Soy is the plant protein of choice. It is the only plant protein equivalent to meat. Soyfoods are high-quality plant protein, and provide all of the essential amino acids in the amounts needed for health, without the large amount of saturated fat that typically comes with animal sources of protein. One serving of soy—such as soymilk, soy nuts, edamame or tofu—offers approximately 7 to 15 grams of plant protein.

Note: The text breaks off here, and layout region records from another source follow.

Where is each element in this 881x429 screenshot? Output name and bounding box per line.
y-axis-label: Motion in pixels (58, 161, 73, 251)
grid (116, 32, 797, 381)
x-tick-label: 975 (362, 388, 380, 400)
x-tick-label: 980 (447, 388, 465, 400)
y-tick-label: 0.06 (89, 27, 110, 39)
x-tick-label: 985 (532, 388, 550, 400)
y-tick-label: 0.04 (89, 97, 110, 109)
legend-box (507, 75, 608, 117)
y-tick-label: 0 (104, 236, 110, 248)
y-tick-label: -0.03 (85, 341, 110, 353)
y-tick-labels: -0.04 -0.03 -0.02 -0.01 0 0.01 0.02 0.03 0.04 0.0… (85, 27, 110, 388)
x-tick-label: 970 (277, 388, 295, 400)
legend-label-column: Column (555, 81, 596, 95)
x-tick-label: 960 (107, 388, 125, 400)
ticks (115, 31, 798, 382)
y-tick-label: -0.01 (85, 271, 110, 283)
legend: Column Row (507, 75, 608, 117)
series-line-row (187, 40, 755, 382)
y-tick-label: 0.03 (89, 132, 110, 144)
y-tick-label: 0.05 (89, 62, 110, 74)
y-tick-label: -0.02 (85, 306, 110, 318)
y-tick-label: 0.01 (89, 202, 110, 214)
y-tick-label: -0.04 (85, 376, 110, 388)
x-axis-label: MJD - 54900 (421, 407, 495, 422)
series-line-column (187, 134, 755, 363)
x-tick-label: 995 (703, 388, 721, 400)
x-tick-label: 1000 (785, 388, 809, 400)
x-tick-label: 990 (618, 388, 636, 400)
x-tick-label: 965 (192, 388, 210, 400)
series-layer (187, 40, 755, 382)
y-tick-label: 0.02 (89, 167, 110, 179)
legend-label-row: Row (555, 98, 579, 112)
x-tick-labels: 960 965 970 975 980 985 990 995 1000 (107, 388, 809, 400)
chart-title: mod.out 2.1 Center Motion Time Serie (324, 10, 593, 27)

Soy is your go-to plant-based milk if you’re going dairy-free. One cup of soymilk is a nutrition powerhouse, providing approximately 8 grams of plant protein. According to the 2015-2020 Dietary Guidelines for Americans, soy beverages like soymilk — fortified with calcium, vitamin A, and vitamin D— are included as part of the dairy group because they are similar to milk in nutrient composition and use. Doing dairy-free is easy with soymilk, soy yogurt and soy versions of sour cream, ice cream, cream cheese, coffee creamer and more.
Soyfoods make it simple to create better-for-you versions of favorite recipes. Healthful eating is easier with soyfoods. Ingredients such as tofu, edamame, TSP, and soymilk are low in saturated fat, and none of them contain cholesterol. Soy-ize family favorites by replacing up to 40 percent of the wheat flour with soy flour in cookie and brownie recipes, or making dips and dressings with silken tofu in place of sour cream or mayonnaise. Start the day off right by adding TSP to oatmeal, or making smoothies with vanilla soymilk, frozen berries and honey. Enjoy steamed edamame in the pod as a protein snack, or sprinkle shelled edamame into salads or stir-fry dishes to add plant protein.